The Denver City Council on Monday signed off on a measure designed to bolster the city’s cannabis delivery services, and do right by individuals who have been adversely affected by the War on Drugs.
Axios reports that city lawmakers “approved a measure that will make delivery exclusivity permanent for social equity transporters, or business owners considered disproportionately harmed by the war on drugs,” and will also slash “licensing fees for social equity delivery companies and the retailers they partner with.”
The new ordinance is a lifeline of sorts to struggling delivery companies. As Axios explains, Colorado’s capital city “launched its weed delivery program last year — which requires dispensaries to deliver through social equity transporters through July 2024 — nine of Denver’s 206 pot shops offer the service.”
“With few businesses to deliver for, the licensed social equity transporters are faced with ‘severe challenges’ to avoid going out of business,” Axios reports.
City officials in Denver passed a measure permitting cannabis deliveries in the city last year, designating the licenses exclusively for social equity candidates for a period of three years.
With that rule scheduled to expire in 2024, the ordinance passed by the city council on Monday makes it permanent.
Molly Duplechian, the executive director of the Denver Department of Excise and Licenses, said last year that the word on the street was that a number of cannabis dispensaries were waiting for the three-year exclusive period for social equity applicants to end before entering the delivery business.
“What we’ve heard is that some of the existing industry may have been waiting the exclusivity period out, or they could have been investing in a social equity transporter and then planning to move to do their own delivery in two years,” Duplechian said.

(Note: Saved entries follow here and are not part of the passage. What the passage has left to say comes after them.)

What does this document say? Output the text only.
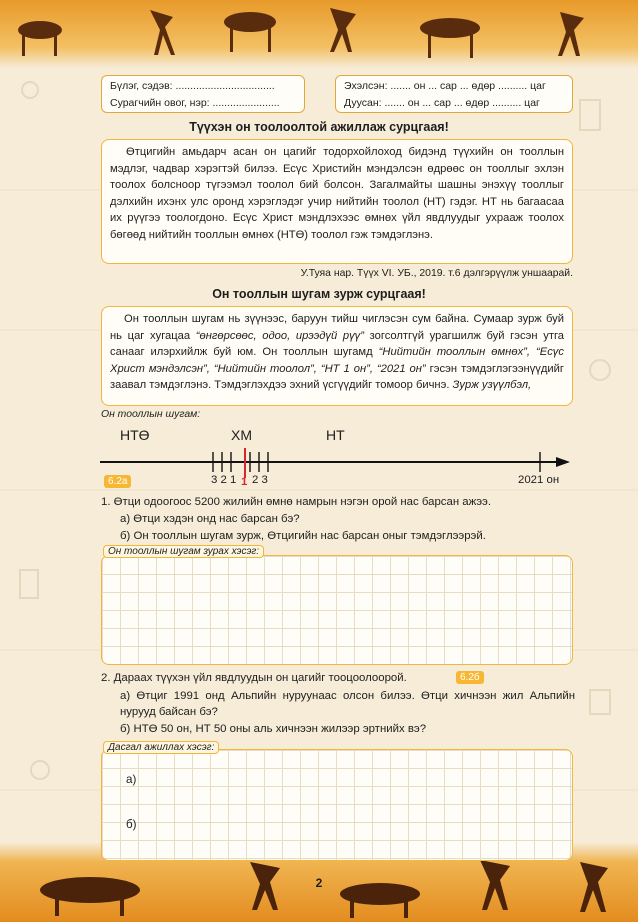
Бүлэг, сэдэв: ..................................
Сурагчийн овог, нэр: .......................
Эхэлсэн: ....... он ... сар ... өдөр .......... цаг
Дуусан: ....... он ... сар ... өдөр .......... цаг
Түүхэн он тоолоолтой ажиллаж сурцгаая!

Өтцигийн амьдарч асан он цагийг тодорхойлоход бидэнд түүхийн он тооллын мэдлэг, чадвар хэрэгтэй билээ. Есүс Христийн мэндэлсэн өдрөөс он тооллыг эхлэн тоолох болсноор түгээмэл тоолол бий болсон. Загалмайты шашны энэхүү тооллыг дэлхийн ихэнх улс оронд хэрэглэдэг учир нийтийн тоолол (НТ) гэдэг. НТ нь багаасаа их рүүгээ тоологдоно. Есүс Христ мэндлэхээс өмнөх үйл явдлуудыг ухрааж тоолох бөгөөд нийтийн тооллын өмнөх (НТӨ) тоолол гэж тэмдэглэнэ.

У.Туяа нар. Түүх VI. УБ., 2019. т.6 дэлгэрүүлж уншаарай.
Он тооллын шугам зурж сурцгаая!

Он тооллын шугам нь зүүнээс, баруун тийш чиглэсэн сум байна. Сумаар зурж буй нь цаг хугацаа “өнгөрсөөс, одоо, ирээдүй рүү” зогсолтгүй урагшилж буй гэсэн утга санааг илэрхийлж буй юм. Он тооллын шугамд “Нийтийн тооллын өмнөх”, “Есүс Христ мэндэлсэн”, “Нийтийн тоолол”, “НТ 1 он”, “2021 он” гэсэн тэмдэглэгээнүүдийг заавал тэмдэглэнэ. Тэмдэглэхдээ эхний үсгүүдийг томоор бичнэ. Зурж узүүлбэл,

Он тооллын шугам:
НТӨ	ХМ	НТ
6.2а	3 2 1 1 2 3	2021 он
1. Өтци одоогоос 5200 жилийн өмнө намрын нэгэн орой нас барсан ажээ.
а) Өтци хэдэн онд нас барсан бэ?
б) Он тооллын шугам зурж, Өтцигийн нас барсан оныг тэмдэглээрэй.
Он тооллын шугам зурах хэсэг:
2. Дараах түүхэн үйл явдлуудын он цагийг тооцоолоорой.	6.2б
а) Өтциг 1991 онд Альпийн нуруунаас олсон билээ. Өтци хичнээн жил Альпийн нурууд байсан бэ?
б) НТӨ 50 он, НТ 50 оны аль хичнээн жилээр эртнийх вэ?
Дасгал ажиллах хэсэг:
а)
б)
2
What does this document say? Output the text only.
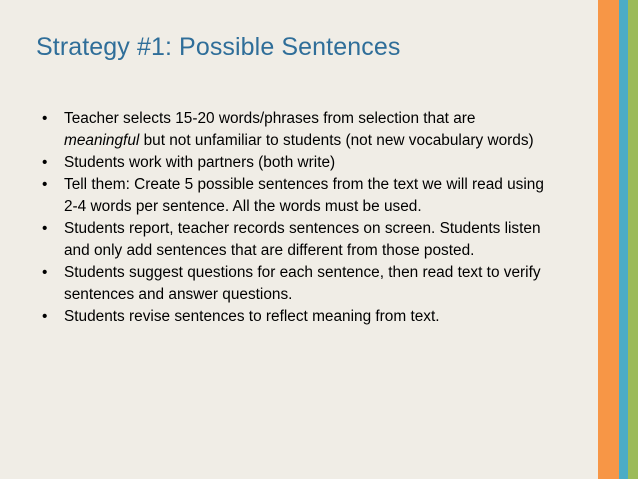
Strategy #1: Possible Sentences
• Teacher selects 15-20 words/phrases from selection that are meaningful but not unfamiliar to students (not new vocabulary words)
• Students work with partners (both write)
• Tell them: Create 5 possible sentences from the text we will read using 2-4 words per sentence. All the words must be used.
• Students report, teacher records sentences on screen. Students listen and only add sentences that are different from those posted.
• Students suggest questions for each sentence, then read text to verify sentences and answer questions.
• Students revise sentences to reflect meaning from text.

But weed delivery in the Mile High City has been a slow burn thus far. As Axios reports, the Denver cannabis market “might be so oversaturated with dispensaries that delivery will struggle to catch on,” and the “reality is that many people would rather pick up their pot than pay extra for delivery.”
Eric Escudero, a spokesman for the city’s Department of Excise and Licenses, said that cannabis delivery services have been slow to get off the ground in Denver.
“It is easy to see that Denver preventing stores from doing their own delivery so social equity businesses have the first crack at this business type is resulting in the industry choosing profit over supporting more equitable access to the industry,” Escudero told local news station 9News.
The station reported that Escudero “said only one in 20 Denver dispensaries offer delivery services,” compared with “80% of stores in Aurora, where the dispensaries can do their own delivery.”
According to the station, the social equity requirements “mandate delivery services be owned by people who lived in disadvantaged areas, make less than 50% of the state’s median income, or who have a personal or familial past marijuana charge or arrest,” and Escudero contends that “extending that requirement forever will incentivize dispensaries to make a deal” with delivery drivers.
“[It] gives the market regulatory certainty so any stores holding out for the opportunity to do their own delivery in two years have no reason to hold out anymore,” Escudero said, as quoted by 9News.
The newly passed ordinance may be enough to keep struggling delivery companies in business.
The station highlighted Michael Diaz-Rivera, owner of Better Days Delivery, who “said his company would likely not make it without city council intervention.”
“It has been tough getting dispensaries to match with us, and we can’t do anything without dispensaries buying in,” Diaz-Rivera said. “Business has been slow.”